Florida Workers Compensation Lien
The workers’ compensation system is designed to provide injured employees with medical and wage loss benefits. Jones v. Martin Elecs., Inc., 932 So.2d, 1104 (Fla.2006).
If you are injured on the job or in the scope of your employment you may have a worker’s compensation claim against your employer/insurance company and you may also have a claim any negligent third-parties.
The injured employee has one year from the date of accident/injury to file a lawsuit against the negligent third-party. The employer, the party paying the worker’ compensation benefits has two years to bring suit. “At the end of the second year, the rights of action revert to the employee, but are (as before) subject to the employer or insurer’s subrogation and lien rights.” Luscomb v.
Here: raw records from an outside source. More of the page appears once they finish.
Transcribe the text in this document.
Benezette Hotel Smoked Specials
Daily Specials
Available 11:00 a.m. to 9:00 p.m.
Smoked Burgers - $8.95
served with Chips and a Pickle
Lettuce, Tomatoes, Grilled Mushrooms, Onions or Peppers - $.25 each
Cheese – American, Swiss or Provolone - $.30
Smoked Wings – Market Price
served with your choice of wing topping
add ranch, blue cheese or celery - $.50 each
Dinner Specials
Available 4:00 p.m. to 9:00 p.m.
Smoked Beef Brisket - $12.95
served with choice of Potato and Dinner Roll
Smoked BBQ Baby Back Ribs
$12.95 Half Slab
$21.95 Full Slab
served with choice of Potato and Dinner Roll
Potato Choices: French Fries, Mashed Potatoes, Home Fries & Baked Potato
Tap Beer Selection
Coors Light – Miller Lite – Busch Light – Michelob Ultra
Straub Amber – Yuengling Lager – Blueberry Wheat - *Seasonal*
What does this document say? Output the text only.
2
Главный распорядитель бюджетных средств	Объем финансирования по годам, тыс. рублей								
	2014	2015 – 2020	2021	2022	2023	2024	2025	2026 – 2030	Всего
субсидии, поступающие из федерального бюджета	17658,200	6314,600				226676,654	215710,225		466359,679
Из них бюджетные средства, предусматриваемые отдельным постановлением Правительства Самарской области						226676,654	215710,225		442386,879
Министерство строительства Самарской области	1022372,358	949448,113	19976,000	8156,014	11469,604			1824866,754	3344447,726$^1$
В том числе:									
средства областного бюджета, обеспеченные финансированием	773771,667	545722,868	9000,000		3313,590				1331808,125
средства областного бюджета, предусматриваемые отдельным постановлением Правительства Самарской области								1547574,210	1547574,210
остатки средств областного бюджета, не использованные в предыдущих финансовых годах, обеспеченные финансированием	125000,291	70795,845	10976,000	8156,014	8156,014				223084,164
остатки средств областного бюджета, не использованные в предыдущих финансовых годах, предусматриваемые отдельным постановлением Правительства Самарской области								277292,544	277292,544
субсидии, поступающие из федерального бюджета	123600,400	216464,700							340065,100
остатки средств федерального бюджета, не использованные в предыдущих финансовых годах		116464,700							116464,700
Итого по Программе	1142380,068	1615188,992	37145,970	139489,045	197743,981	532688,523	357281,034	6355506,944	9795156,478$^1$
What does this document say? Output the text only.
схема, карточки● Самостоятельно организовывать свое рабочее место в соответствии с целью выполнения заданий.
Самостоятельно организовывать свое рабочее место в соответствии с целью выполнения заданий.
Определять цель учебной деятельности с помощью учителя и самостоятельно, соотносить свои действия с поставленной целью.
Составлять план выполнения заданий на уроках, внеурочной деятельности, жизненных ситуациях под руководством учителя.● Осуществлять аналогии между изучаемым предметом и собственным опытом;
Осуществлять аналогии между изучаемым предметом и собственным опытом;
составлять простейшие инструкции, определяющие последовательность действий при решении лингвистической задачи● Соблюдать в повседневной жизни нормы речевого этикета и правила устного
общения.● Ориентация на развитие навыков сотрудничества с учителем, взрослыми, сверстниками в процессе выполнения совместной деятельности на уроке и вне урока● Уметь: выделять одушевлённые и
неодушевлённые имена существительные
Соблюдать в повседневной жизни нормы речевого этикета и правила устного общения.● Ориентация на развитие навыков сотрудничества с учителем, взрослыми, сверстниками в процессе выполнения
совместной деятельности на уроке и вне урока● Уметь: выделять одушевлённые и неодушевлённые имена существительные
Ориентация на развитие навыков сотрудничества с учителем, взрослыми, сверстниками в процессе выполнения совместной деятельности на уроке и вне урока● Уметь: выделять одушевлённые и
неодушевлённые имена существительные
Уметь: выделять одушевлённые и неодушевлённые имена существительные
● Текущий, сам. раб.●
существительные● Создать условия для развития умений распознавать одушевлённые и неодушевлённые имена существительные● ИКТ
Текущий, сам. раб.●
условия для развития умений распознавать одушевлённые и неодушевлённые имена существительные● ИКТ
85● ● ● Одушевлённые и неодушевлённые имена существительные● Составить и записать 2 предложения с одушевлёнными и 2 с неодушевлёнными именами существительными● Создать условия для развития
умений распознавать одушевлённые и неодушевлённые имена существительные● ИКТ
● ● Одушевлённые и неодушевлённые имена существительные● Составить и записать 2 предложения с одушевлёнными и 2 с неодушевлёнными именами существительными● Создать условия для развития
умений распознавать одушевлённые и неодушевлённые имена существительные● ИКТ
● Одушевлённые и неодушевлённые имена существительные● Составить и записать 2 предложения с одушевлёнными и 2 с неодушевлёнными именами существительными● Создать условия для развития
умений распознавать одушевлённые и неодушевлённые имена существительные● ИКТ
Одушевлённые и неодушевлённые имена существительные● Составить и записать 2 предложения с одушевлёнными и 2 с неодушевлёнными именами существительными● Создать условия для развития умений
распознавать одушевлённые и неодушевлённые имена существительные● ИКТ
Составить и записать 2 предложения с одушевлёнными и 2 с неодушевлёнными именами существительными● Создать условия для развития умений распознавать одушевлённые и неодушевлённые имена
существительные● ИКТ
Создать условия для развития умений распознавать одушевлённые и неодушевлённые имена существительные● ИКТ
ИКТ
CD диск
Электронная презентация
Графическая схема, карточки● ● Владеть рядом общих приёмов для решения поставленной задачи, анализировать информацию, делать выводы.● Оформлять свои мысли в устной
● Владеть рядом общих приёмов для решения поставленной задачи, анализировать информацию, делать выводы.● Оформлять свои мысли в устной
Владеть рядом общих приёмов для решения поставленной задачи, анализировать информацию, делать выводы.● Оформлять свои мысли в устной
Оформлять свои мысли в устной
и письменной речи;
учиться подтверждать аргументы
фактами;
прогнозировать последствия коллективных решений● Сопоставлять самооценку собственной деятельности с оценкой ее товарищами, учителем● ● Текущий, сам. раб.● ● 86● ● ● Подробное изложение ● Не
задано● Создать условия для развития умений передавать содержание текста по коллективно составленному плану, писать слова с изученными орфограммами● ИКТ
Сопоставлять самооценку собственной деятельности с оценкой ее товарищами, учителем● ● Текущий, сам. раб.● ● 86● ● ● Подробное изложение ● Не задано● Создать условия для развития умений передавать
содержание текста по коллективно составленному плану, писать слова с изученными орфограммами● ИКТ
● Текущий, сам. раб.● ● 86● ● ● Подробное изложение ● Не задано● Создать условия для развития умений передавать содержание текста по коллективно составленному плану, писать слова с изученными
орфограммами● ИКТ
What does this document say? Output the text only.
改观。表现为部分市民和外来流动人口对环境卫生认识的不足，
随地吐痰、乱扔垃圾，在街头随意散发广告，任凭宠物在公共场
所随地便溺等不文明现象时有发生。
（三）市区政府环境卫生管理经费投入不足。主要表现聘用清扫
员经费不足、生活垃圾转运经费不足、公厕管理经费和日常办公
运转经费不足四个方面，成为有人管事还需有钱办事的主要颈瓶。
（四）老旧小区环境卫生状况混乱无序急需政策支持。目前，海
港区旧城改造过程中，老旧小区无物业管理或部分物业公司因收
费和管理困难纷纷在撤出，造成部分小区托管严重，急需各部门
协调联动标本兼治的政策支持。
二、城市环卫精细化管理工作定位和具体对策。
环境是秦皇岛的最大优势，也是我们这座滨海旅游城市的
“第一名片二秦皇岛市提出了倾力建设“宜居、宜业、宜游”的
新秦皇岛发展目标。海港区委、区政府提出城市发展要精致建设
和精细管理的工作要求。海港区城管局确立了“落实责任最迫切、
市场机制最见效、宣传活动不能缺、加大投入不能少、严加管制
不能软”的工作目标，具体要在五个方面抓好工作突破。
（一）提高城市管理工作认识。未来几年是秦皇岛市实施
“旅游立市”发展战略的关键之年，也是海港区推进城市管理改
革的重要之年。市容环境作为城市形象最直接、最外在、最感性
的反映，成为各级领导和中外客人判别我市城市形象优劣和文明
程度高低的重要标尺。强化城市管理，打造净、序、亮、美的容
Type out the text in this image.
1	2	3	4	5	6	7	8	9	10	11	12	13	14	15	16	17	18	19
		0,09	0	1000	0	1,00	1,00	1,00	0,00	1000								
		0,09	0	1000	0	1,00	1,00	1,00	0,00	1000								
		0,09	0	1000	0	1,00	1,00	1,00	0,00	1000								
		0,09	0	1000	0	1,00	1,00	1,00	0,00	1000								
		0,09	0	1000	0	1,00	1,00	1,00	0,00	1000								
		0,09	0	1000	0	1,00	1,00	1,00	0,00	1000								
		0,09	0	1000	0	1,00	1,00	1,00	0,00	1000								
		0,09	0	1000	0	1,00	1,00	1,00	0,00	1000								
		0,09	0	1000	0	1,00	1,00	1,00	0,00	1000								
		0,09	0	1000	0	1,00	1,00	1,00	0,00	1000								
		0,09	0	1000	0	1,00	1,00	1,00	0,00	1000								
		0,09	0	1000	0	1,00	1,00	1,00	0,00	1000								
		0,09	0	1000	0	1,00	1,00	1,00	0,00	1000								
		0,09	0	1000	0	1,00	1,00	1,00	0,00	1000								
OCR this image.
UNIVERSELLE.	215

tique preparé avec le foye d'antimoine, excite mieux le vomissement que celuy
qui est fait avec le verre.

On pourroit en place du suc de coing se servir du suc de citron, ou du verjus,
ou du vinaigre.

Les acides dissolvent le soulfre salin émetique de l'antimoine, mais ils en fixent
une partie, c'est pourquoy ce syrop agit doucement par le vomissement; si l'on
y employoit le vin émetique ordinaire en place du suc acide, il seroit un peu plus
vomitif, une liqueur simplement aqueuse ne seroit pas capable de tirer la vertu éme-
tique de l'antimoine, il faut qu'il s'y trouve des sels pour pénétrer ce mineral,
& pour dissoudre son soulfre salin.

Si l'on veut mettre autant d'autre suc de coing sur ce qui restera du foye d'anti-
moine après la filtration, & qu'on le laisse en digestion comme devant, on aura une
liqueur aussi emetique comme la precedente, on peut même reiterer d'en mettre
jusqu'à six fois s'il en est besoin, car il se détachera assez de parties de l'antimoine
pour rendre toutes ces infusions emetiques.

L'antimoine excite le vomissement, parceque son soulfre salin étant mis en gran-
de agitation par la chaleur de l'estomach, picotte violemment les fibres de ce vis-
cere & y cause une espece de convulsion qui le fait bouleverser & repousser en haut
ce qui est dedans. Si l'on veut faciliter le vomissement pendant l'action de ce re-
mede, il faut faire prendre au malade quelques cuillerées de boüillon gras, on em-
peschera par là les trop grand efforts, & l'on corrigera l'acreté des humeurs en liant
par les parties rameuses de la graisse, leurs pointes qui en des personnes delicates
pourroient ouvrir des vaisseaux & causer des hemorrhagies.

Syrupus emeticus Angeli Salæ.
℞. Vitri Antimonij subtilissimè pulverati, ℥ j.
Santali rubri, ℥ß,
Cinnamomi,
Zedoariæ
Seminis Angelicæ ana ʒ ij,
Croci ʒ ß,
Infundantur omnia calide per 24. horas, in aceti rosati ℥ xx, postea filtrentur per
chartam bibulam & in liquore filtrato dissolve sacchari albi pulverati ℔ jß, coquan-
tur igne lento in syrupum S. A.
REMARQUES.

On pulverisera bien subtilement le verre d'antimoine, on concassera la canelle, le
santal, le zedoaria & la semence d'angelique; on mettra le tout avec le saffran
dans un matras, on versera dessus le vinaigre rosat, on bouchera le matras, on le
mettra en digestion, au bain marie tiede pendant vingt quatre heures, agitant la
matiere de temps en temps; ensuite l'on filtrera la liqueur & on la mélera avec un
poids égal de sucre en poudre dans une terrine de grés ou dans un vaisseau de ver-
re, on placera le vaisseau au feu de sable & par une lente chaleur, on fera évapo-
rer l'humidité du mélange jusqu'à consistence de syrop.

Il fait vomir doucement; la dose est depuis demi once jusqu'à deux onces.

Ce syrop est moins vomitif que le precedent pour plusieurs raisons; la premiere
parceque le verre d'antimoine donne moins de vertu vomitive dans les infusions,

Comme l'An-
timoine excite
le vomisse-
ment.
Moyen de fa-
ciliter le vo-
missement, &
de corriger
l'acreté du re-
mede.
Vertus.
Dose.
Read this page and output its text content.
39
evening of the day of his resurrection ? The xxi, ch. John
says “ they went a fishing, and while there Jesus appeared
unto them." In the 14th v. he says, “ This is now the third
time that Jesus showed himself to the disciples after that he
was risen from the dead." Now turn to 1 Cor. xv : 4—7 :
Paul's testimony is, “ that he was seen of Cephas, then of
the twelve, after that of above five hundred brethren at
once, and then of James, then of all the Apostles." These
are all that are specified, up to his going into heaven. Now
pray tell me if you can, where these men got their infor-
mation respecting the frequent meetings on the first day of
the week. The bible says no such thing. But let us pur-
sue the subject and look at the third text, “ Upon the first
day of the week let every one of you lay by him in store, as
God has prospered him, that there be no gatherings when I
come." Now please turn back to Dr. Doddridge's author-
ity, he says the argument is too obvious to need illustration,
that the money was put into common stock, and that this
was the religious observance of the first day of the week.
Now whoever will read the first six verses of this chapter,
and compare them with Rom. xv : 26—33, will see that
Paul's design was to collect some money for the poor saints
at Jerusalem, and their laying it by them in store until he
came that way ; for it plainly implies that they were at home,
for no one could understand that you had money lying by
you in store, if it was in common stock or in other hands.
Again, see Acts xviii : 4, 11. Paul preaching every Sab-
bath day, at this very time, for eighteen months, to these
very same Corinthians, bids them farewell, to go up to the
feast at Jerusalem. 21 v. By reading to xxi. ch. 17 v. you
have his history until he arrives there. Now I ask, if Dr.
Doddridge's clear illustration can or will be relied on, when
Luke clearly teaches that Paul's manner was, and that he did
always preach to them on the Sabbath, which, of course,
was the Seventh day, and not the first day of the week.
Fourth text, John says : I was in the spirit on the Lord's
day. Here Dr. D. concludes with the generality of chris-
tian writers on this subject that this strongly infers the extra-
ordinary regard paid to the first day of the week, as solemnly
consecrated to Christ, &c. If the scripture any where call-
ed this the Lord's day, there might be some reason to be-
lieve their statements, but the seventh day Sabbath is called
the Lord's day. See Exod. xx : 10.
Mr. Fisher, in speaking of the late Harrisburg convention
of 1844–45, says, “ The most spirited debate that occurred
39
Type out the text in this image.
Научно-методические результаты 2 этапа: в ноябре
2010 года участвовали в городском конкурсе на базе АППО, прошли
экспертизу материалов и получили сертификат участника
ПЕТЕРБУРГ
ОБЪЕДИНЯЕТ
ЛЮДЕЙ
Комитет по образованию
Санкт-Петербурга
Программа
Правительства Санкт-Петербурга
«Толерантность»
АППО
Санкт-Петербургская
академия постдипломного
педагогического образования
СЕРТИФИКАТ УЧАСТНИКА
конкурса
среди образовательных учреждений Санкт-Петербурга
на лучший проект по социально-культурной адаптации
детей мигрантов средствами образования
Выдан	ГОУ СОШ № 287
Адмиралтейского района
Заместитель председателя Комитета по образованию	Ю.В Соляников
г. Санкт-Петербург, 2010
Liberty Mut. Ins. Co., 967 So. 2d 379, 381 (Fla. Dist. Ct. App. 2007).
Although, you may have a workers’ compensation claim against your employer and a claim against any negligent third-party you will not be able to double dip. Florida Statute 440.39 (2020); Jones v. Martin Elecs., Inc., 932 So.2d 1100, 1108 (Fla.2006).
Florida Statute 440.39 (2020) mandates that an employer who has provided benefits to an injured employee is entitled to place a lien on a settlement from a third-party for the amount that the employer has paid in benefits. The employer can also elect to waive the lien. An employer providing workers’ compensation benefits to an injured employee can place a lien on any monies paid out for medical, wage loss benefits as well as future medical benefits that are part of an employee’s settlement with a negligent third-party. City of Lakeland v. Stapleton, 875 So. 2d 784 (Fla. Dist. Ct. App. 2004).